Lives and property depend on Bedford firefighters’ shift capacity and response times when an emergency strikes.
To assess the Bedford Fire Department’s emergency capacity, Pomeroy Associates reviewed field operations, emergency response time, and department administration to determine an appropriate level of on-duty staff to meet current and future needs.
Fire Chief David Grunes presented statistics and the staffing study results to the Selectmen on January 21.
What Does History Reveal?
The statistics revealed that:
- Bedford’s emergency medical response has increased by 36% and overall emergency response has increased by 32% since 2014.
- In FY19, the Fire Department received mutual aid from an outside ambulance 229 times and provided mutual aid 90 times. Ten years earlier, in FY09, the Town received mutual aid ambulance support 124 times and provided mutual aid 117 times.
- Daytime employment in Bedford has increased from 18,805 in 2009 to 23,477 in 2018. The Town’s current estimated daytime population is 33,000 persons.
What is the Current Fire Department Staffing Model?
Fire Department personnel are cross-trained to serve on both ambulances and fire apparatus, and both an ambulance and fire/rescue truck respond to each call.
In four of 2019’s eleven (11) incidents of active fire in a structure, the ambulance was unavailable to respond due to a medical emergency at the same time.

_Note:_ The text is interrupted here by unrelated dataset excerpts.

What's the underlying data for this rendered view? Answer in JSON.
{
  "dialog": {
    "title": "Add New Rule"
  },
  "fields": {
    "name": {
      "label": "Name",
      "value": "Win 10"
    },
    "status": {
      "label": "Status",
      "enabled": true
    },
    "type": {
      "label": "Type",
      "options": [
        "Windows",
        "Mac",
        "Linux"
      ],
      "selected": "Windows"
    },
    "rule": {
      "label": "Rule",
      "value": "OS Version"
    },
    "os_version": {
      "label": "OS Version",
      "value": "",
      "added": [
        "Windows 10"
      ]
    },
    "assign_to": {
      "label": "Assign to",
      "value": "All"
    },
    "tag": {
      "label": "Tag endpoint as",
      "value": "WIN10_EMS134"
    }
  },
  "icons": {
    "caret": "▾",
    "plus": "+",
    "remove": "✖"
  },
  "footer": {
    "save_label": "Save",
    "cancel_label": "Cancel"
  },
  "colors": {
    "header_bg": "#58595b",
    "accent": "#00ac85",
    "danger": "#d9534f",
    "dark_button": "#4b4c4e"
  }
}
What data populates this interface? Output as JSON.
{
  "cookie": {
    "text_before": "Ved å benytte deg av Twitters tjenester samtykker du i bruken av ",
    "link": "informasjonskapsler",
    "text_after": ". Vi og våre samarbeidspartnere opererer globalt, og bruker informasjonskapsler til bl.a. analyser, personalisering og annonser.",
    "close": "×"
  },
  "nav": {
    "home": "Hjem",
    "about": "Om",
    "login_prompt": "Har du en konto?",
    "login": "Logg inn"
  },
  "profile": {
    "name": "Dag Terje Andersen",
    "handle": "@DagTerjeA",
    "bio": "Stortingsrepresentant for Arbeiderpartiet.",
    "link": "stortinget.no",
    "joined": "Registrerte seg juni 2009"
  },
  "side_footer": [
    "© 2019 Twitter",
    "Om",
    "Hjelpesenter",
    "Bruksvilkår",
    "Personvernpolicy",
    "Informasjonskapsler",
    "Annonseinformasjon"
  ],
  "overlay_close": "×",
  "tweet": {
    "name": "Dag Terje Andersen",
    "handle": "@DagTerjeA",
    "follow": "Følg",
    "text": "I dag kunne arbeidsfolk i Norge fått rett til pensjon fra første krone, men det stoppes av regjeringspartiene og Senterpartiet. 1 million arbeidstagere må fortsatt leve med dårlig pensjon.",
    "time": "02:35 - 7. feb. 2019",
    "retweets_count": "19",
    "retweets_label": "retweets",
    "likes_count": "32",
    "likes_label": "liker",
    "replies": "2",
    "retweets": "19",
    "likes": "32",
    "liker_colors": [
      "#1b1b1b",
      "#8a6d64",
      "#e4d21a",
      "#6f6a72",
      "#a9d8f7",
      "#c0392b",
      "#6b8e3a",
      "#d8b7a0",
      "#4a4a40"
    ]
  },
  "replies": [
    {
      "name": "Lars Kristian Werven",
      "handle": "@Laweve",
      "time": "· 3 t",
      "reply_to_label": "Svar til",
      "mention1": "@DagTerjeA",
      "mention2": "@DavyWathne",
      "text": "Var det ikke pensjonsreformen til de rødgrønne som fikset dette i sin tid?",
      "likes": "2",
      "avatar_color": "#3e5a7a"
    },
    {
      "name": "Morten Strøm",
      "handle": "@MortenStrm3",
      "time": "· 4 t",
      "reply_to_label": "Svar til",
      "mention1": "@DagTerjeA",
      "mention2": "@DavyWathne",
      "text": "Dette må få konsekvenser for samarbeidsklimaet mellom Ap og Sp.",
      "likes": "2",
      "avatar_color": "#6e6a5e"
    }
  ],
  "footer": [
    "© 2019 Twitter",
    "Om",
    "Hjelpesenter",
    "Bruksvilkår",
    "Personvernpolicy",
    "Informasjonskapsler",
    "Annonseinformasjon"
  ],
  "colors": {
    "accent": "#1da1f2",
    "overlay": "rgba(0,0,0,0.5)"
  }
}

In one incident, the ambulance crew was required to attend to a burn victim at the fire scene so they were unable to assist with fire control.
The Fire Department responded with a full complement to only six (6) of the eleven (11) fires.
Critical Tasks in Fighting a Fire
According to accepted practice, there are several critical tasks in fighting a fire:
- Establish an incident commander to assess the scene and allocate resources.
- Contain the fire – connect and stretch the fire hoses to douse the flames.
- Search the premises for individuals and rescue victims, optimally in teams of two.
- Ventilate the structure to allow hot gases and products of combustion to escape. Since ventilation also introduces oxygen that could feed the flames, it must be coordinated with water poured on the source of the flames.
What’s the Consultant’s Staffing Recommendation?
Pomeroy Associates’ recommendations include
- Hiring eight Firefighter/Paramedics for fire suppression and EMS activities, increasing the current schedule of seven [active staff] per shift to nine per shift.
- Start an internal promotional exam process to fill four captains positions no later than when the first four firefighter/paramedics are assigned to shift.
- Add a non-union Assistant Chief position.
- Add an additional 20 hour per week clerk position.
- Assess the need for a Department Fire Chaplain or mental-health professional trained to support first responders.
Would a Substation Solve the Staffing Problem?
The question of a substation was raised as a solution to staffing Bedford’s main firehouse. The answer, a resounding ‘No!’ came from two consultants, CDR Maguire and Pomeroy Associates, because the town would still be required to properly staff an ambulance, a fire engine, and a ladder truck at headquarters.
An adequate substation would cost approximately $6.5 million for building and operations. The estimate includes two pieces of apparatus and 12 firefighters.
The need for a substation was assessed independently by two outside consultants in 2015, and 2020.
- In 2015, a CDR Maguire study determined that a substation would only be feasible after the construction of a recommended headquarters facility comprising 20,000 square feet on a 60,000 square foot parcel of land.
- In 2020, Pomeroy Associates echoed the 2015 substation assessment and recommended that the Town monitor growth, and call volume in the northeast corner (Crosby Drive and Middlesex Turnpike) to determine future substation need.
In addition to the expense, new or recently renovated buildings in the Northeast Quadrant have an internal alarm and fire suppression capacity lacking in Bedford’s private homes.